The study involved 80 male university students, aged 18 to 29, who were randomly assigned to one of four groups. Participants watched films and commercials in a comfortable “home cinema” set up in a laboratory, with access to a fridge containing alcoholic and non-alcoholic drinks.
One group of 20 watched the film American Pie, in which characters downed alcoholic drinks 18 times and booze was displayed another 23 times; a commercial break included alcohol ads. A second group viewed American Pie plus a commercial break with no alcohol ads.
The third group watched the film 40 Days and 40 Nights, in which alcohol was consumed three times and alcoholic beverages were shown 15 times. The commercial break included booze ads. The final group saw the same movie, but their commercial break had no plugs for intoxicants.
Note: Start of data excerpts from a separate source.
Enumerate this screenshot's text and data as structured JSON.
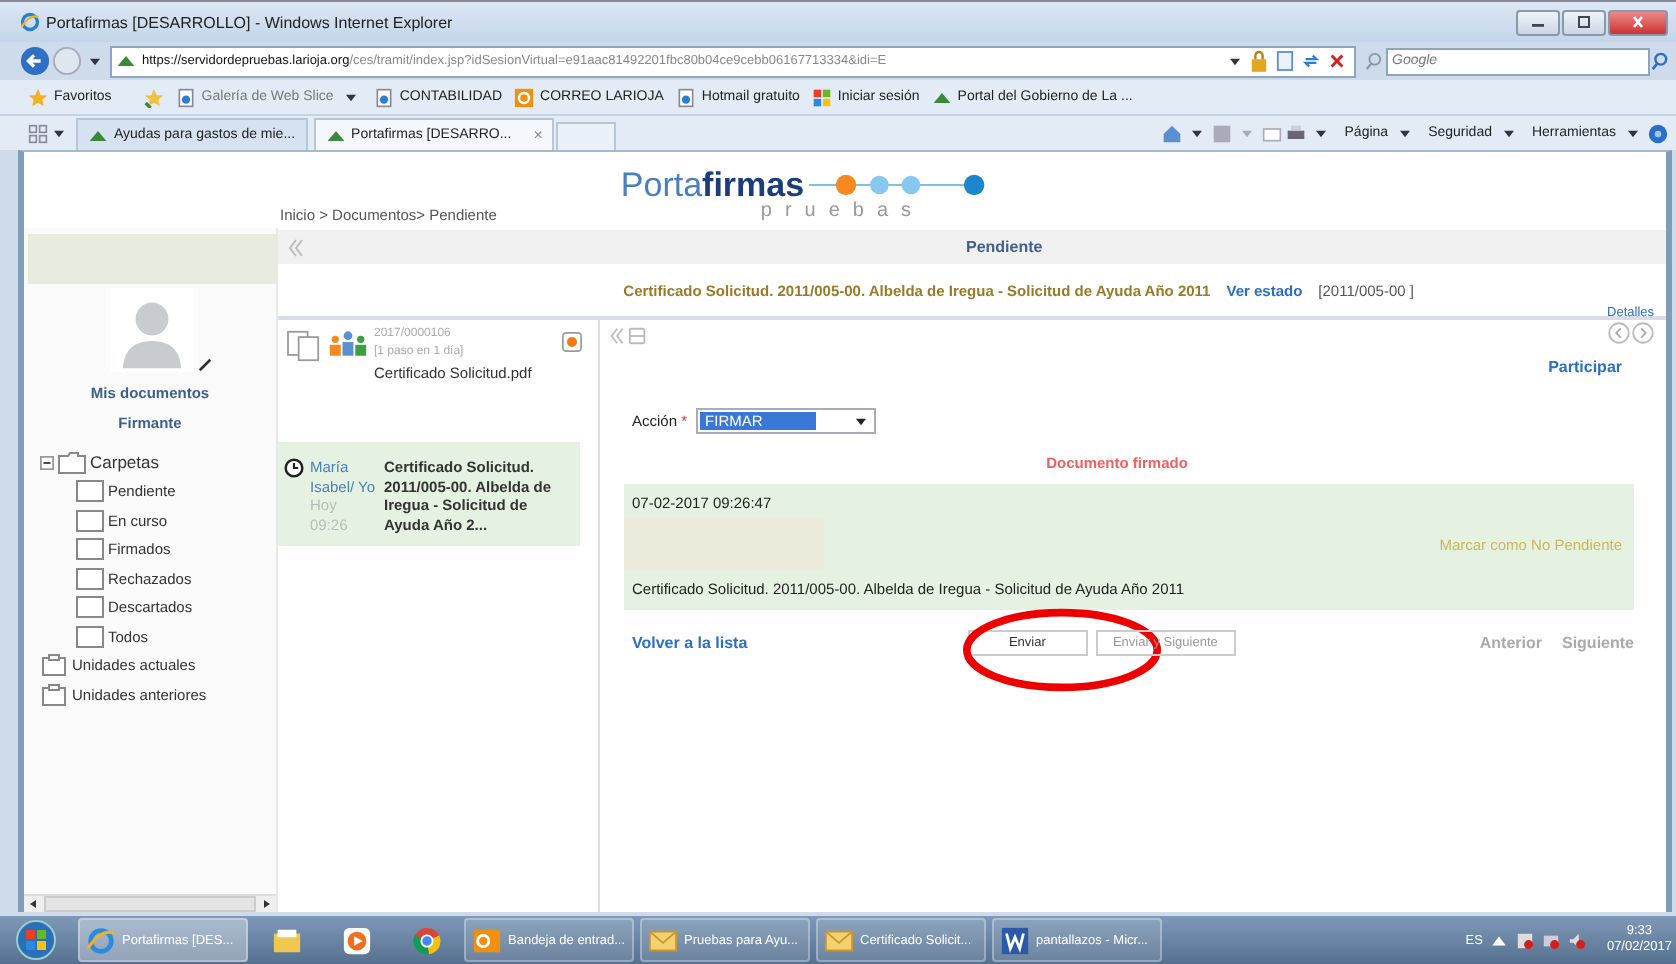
{
  "browser": {
    "title": "Portafirmas [DESARROLLO] - Windows Internet Explorer",
    "url_host": "https://servidordepruebas.larioja.org",
    "url_path": "/ces/tramit/index.jsp?idSesionVirtual=e91aac81492201fbc80b04ce9cebb06167713334&idi=E",
    "search_placeholder": "Google",
    "favorites_label": "Favoritos",
    "favorites": [
      {
        "label": "Galería de Web Slice",
        "kind": "page",
        "dropdown": true
      },
      {
        "label": "CONTABILIDAD",
        "kind": "page",
        "dropdown": false
      },
      {
        "label": "CORREO LARIOJA",
        "kind": "outlook",
        "dropdown": false
      },
      {
        "label": "Hotmail gratuito",
        "kind": "page",
        "dropdown": false
      },
      {
        "label": "Iniciar sesión",
        "kind": "windows",
        "dropdown": false
      },
      {
        "label": "Portal del Gobierno de La ...",
        "kind": "site",
        "dropdown": false
      }
    ],
    "tabs": [
      {
        "label": "Ayudas para gastos de mie...",
        "selected": false
      },
      {
        "label": "Portafirmas [DESARRO...",
        "selected": true
      }
    ],
    "tab_close": "×",
    "command_menus": [
      "Página",
      "Seguridad",
      "Herramientas"
    ]
  },
  "page": {
    "logo": {
      "first": "Porta",
      "second": "firmas",
      "subtitle": "pruebas"
    },
    "breadcrumb": "Inicio > Documentos> Pendiente",
    "section_title": "Pendiente",
    "document_title": "Certificado Solicitud. 2011/005-00. Albelda de Iregua - Solicitud de Ayuda Año 2011",
    "status_link": "Ver estado",
    "reference": "[2011/005-00 ]",
    "sidebar": {
      "heading": "Mis documentos",
      "role": "Firmante",
      "tree": [
        {
          "label": "Carpetas",
          "kind": "folder",
          "expanded": true,
          "children": [
            {
              "label": "Pendiente",
              "kind": "folder"
            },
            {
              "label": "En curso",
              "kind": "folder"
            },
            {
              "label": "Firmados",
              "kind": "folder"
            },
            {
              "label": "Rechazados",
              "kind": "folder"
            },
            {
              "label": "Descartados",
              "kind": "folder"
            },
            {
              "label": "Todos",
              "kind": "folder"
            }
          ]
        },
        {
          "label": "Unidades actuales",
          "kind": "unit"
        },
        {
          "label": "Unidades anteriores",
          "kind": "unit"
        }
      ]
    },
    "document_card": {
      "number": "2017/0000106",
      "steps": "[1 paso en 1 día]",
      "file": "Certificado Solicitud.pdf"
    },
    "messages": [
      {
        "author": "María Isabel/ Yo",
        "day": "Hoy",
        "time": "09:26",
        "title": "Certificado Solicitud. 2011/005-00. Albelda de Iregua - Solicitud de Ayuda Año 2...",
        "selected": true
      }
    ],
    "details_link": "Detalles",
    "participate_link": "Participar",
    "action_label": "Acción",
    "action_required": "*",
    "action_value": "FIRMAR",
    "status_message": "Documento firmado",
    "history": {
      "timestamp": "07-02-2017 09:26:47",
      "mark_link": "Marcar como No Pendiente",
      "description": "Certificado Solicitud. 2011/005-00. Albelda de Iregua - Solicitud de Ayuda Año 2011"
    },
    "back_link": "Volver a la lista",
    "buttons": [
      {
        "label": "Enviar",
        "disabled": false
      },
      {
        "label": "Enviar y Siguiente",
        "disabled": true
      }
    ],
    "nav": [
      {
        "label": "Anterior",
        "disabled": true
      },
      {
        "label": "Siguiente",
        "disabled": true
      }
    ]
  },
  "taskbar": {
    "items": [
      {
        "kind": "ie",
        "label": "Portafirmas [DES...",
        "selected": true
      },
      {
        "kind": "explorer",
        "selected": false
      },
      {
        "kind": "media",
        "selected": false
      },
      {
        "kind": "chrome",
        "selected": false
      },
      {
        "kind": "outlook",
        "label": "Bandeja de entrad...",
        "selected": false
      },
      {
        "kind": "mail",
        "label": "Pruebas para Ayu...",
        "selected": false
      },
      {
        "kind": "mail",
        "label": "Certificado Solicit...",
        "selected": false
      },
      {
        "kind": "word",
        "label": "pantallazos - Micr...",
        "selected": false
      }
    ],
    "language": "ES",
    "time": "9:33",
    "date": "07/02/2017"
  }
}
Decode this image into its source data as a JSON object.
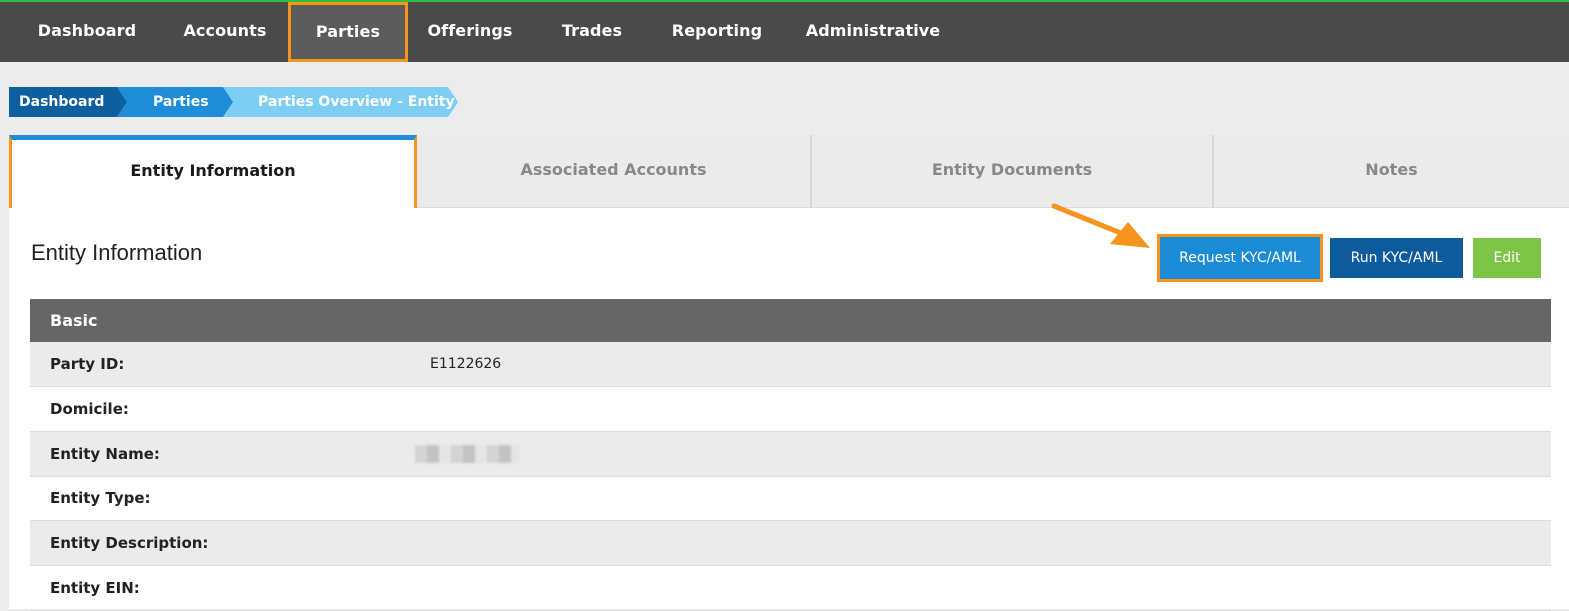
{
  "nav": {
    "items": [
      {
        "label": "Dashboard"
      },
      {
        "label": "Accounts"
      },
      {
        "label": "Parties"
      },
      {
        "label": "Offerings"
      },
      {
        "label": "Trades"
      },
      {
        "label": "Reporting"
      },
      {
        "label": "Administrative"
      }
    ]
  },
  "breadcrumb": [
    "Dashboard",
    "Parties",
    "Parties Overview - Entity"
  ],
  "tabs": [
    {
      "label": "Entity Information"
    },
    {
      "label": "Associated Accounts"
    },
    {
      "label": "Entity Documents"
    },
    {
      "label": "Notes"
    }
  ],
  "section": {
    "title": "Entity Information",
    "buttons": {
      "request": "Request KYC/AML",
      "run": "Run KYC/AML",
      "edit": "Edit"
    }
  },
  "table": {
    "header": "Basic",
    "rows": [
      {
        "label": "Party ID:",
        "value": "E1122626"
      },
      {
        "label": "Domicile:",
        "value": ""
      },
      {
        "label": "Entity Name:",
        "value": ""
      },
      {
        "label": "Entity Type:",
        "value": ""
      },
      {
        "label": "Entity Description:",
        "value": ""
      },
      {
        "label": "Entity EIN:",
        "value": ""
      }
    ]
  },
  "colors": {
    "nav_bg": "#4a4a4a",
    "accent_orange": "#f7941d",
    "accent_green": "#2fbf3a",
    "blue_primary": "#1a8bd4",
    "blue_dark": "#0d5a9c",
    "green_button": "#7dc546"
  },
  "icons": {
    "annotation": "orange-arrow-icon"
  }
}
Over a one-hour period, students exposed to alcohol in both the film and commercials polished off an average of nearly three 200-millilitre bottles of alcohol, while those who watched “non-alcoholic” films and ads consumed 1.5 bottles on average.
“It was twice as much,” Engels said.
Engels said the sight may act as an “alcohol cue” that creates a craving for booze in people who already drink.
“And if you constantly see people drinking … on the screen, you get thirsty — and not thirsty in the sense that you want a soda. You want a beer or a glass of wine,” he said.
“This might imply that, for example, while watching an ad for a particular brand of beer, you are not only more prone to buy that brand next time you are in the supermarket, but also that you might go immediately to the fridge to take a beer.”
People might also get an urge to grab a cold one or some other form of hooch because humans tend to imitate what others around them are doing, said Engels. “If you see actors constantly drinking alcohol, you also have the same response. If you sip more, of course, then at the end you drink more.”
Robert Mann, a senior scientist at the Centre for Addiction and Mental Health in Toronto, said the study is the first to provide clear evidence of a causal relationship between viewing depictions of alcohol consumption and alcohol ads and subsequent alcohol consumption, at least in young males.
“Certainly if you’re concerned about potential health impacts of advertising, you need that kind of causal information to really think about what you might do to prevent any harmful effects of the advertising,” said Mann, who was not involved in the study.
“So the study, I think, is very significant in providing some evidence that those links are there and perhaps we need to be concerned about them. On the other hand, it’s one study and it’s also going to be important for us to replicate these findings and see how generalizable they are.”
Engels said his team has begun another set of studies to see if their findings hold true for females and older males. They will also test the effects of smoking as portrayed in film and on TV.